EXHIBIT 99.1

     June 11, 1999/Georgetown, Cayman Islands--Scottish Annuity & Life Holdings,
Ltd. (Nasdaq: SCOT) today announced that it has signed a definitive agreement to
acquire Harbourton Reassurance, Inc. Harbourton is organized in Delaware, is
licensed in 14 other states and the District of Columbia, and is an authorized
reinsurer in 38 states. At March 31, 1999, Harbourton's principal assets were
four blocks of deferred annuities with aggregate reserves of approximately $90
million.  Harbourton had total statutory assets of approximately $136 million
and statutory capital of approximately $38 million at March 31, 1999. The
transaction, which is subject to regulatory approvals and other customary
conditions, is expected to close later this year.

     "From a financial standpoint Harbourton presents an attractive opportunity
to acquire an existing book of annuity reinsurance business," said Mike French,
President and CEO of Scottish.  "In addition, Harbourton will open up new
reinsurance opportunities for us in the U.S. Our offshore flow of longer
duration annuity business has exceeded our expectations. Now, using Harbourton
as a platform we will also be able to pursue shorter duration annuity business
which can be written just as advantageously in the U.S."

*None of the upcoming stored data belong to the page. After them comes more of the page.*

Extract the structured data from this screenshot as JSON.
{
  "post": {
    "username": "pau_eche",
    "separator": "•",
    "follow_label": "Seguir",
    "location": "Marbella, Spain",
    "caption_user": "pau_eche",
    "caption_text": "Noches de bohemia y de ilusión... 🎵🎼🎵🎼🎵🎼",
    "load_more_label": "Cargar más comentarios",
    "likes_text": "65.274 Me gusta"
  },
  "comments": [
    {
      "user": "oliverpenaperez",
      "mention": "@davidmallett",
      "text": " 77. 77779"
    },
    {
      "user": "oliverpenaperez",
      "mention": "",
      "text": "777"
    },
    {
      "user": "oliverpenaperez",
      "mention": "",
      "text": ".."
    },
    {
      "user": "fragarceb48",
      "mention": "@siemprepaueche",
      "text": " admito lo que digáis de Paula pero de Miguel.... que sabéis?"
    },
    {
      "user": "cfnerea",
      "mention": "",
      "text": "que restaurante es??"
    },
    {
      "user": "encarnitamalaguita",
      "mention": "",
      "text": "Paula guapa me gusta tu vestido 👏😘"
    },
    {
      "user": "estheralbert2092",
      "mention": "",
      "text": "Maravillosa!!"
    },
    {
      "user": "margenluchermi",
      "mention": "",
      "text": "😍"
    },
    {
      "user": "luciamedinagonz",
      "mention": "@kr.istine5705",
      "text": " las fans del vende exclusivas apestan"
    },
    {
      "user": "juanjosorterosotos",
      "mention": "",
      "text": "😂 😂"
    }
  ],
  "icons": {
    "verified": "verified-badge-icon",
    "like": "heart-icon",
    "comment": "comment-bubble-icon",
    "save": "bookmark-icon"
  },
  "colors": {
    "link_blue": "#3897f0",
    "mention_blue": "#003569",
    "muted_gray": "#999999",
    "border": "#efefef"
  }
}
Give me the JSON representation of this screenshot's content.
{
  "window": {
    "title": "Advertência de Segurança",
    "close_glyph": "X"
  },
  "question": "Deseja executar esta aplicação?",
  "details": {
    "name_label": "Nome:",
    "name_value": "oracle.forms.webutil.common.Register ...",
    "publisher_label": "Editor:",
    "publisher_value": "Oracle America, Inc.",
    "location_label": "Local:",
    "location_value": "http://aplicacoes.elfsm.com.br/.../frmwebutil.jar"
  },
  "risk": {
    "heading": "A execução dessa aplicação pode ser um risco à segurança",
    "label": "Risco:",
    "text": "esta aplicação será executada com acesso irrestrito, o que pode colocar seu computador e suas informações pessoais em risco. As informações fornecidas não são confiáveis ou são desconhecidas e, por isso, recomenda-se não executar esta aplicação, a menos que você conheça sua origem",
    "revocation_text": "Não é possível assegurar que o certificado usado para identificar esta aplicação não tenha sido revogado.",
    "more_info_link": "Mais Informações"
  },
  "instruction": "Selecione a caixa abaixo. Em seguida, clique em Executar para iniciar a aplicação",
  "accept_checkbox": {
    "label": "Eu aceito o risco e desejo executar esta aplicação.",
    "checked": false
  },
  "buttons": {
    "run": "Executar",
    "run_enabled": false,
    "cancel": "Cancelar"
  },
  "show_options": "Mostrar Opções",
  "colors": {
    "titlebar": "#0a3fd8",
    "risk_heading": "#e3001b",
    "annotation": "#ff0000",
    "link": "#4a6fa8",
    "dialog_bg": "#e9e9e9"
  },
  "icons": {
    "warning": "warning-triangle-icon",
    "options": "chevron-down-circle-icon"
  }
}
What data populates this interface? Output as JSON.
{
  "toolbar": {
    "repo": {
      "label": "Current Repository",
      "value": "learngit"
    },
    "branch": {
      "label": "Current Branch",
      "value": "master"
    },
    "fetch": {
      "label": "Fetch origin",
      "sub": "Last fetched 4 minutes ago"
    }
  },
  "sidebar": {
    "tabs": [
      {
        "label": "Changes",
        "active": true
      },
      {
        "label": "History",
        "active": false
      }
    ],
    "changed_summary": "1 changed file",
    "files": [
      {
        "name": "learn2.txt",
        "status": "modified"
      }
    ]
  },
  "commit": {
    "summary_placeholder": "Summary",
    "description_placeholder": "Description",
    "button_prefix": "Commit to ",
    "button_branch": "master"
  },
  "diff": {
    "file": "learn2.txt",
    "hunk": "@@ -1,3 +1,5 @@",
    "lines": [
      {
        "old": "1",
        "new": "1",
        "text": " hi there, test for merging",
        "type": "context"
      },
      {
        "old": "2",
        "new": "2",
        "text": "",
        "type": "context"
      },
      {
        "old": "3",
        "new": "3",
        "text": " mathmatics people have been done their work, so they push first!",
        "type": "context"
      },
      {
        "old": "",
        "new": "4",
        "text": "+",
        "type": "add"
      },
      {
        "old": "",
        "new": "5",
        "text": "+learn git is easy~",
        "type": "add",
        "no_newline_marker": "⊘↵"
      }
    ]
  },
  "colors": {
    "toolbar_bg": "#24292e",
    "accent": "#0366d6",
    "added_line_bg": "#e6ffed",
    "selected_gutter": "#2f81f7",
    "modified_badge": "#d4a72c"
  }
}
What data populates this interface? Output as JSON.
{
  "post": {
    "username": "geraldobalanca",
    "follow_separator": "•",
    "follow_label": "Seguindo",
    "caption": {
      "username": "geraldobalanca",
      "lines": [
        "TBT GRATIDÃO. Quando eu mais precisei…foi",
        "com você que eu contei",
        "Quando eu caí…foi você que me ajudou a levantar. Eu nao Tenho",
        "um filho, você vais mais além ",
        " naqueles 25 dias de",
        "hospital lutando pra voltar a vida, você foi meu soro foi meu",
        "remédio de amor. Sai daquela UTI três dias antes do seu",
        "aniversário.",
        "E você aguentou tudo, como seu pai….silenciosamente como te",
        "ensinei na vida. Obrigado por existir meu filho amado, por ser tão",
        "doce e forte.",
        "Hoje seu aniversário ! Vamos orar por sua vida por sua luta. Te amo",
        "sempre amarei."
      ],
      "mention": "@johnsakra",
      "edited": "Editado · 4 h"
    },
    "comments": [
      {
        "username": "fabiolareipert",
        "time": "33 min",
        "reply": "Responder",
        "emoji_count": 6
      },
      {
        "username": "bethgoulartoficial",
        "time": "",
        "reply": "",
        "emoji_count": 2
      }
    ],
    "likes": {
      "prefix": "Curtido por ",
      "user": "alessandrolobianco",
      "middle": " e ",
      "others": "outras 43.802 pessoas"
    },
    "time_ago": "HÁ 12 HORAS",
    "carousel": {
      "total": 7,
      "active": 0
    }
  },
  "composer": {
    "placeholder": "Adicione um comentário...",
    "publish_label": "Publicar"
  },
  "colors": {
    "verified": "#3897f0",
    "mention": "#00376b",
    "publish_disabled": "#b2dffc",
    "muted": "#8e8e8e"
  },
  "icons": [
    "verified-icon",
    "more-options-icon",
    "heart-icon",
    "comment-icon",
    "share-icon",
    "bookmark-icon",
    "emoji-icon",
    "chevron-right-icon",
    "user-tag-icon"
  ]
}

     Certain statements included herein are "forward-looking statements" within
the meaning of the federal securities laws.  Management cautions that forward-
looking statements are not guarantees and that actual results could differ
materially from those expressed or implied in the forward-looking statements.
Important factors that could cause the actual results of operations or financial
condition of the Company to differ include, but are not necessarily limited to,
the Company's ability to attract clients and generate business; the competitive
environment; the Company's ability to underwrite business; performance of
outside service providers; mortality risk; surrender risk; investment risk
(including asset value risk, reinvestment risk, and disintermediation risk); the
impact of unforeseen economic changes (such as changes in interest rates,
currency


exchange rates, inflation rates, recession, and other external economic
factors); regulatory changes (such as changes in U.S. tax law and insurance
regulation which directly affect the competitive environment for the company's
products); rating agency policies and practices; and loss of key executives.
Investors are also directed to consider the risks and uncertainties discussed in
documents filed by the Company with the Securities and Exchange Commission.

     Scottish Annuity & Life Holdings, Ltd., through its wholly-owned
subsidiary, Scottish Annuity & Life Insurance Company, provides customized
variable life insurance products to high net worth individuals and families and
reinsurance of in-force blocks of annuity and life insurance obligations.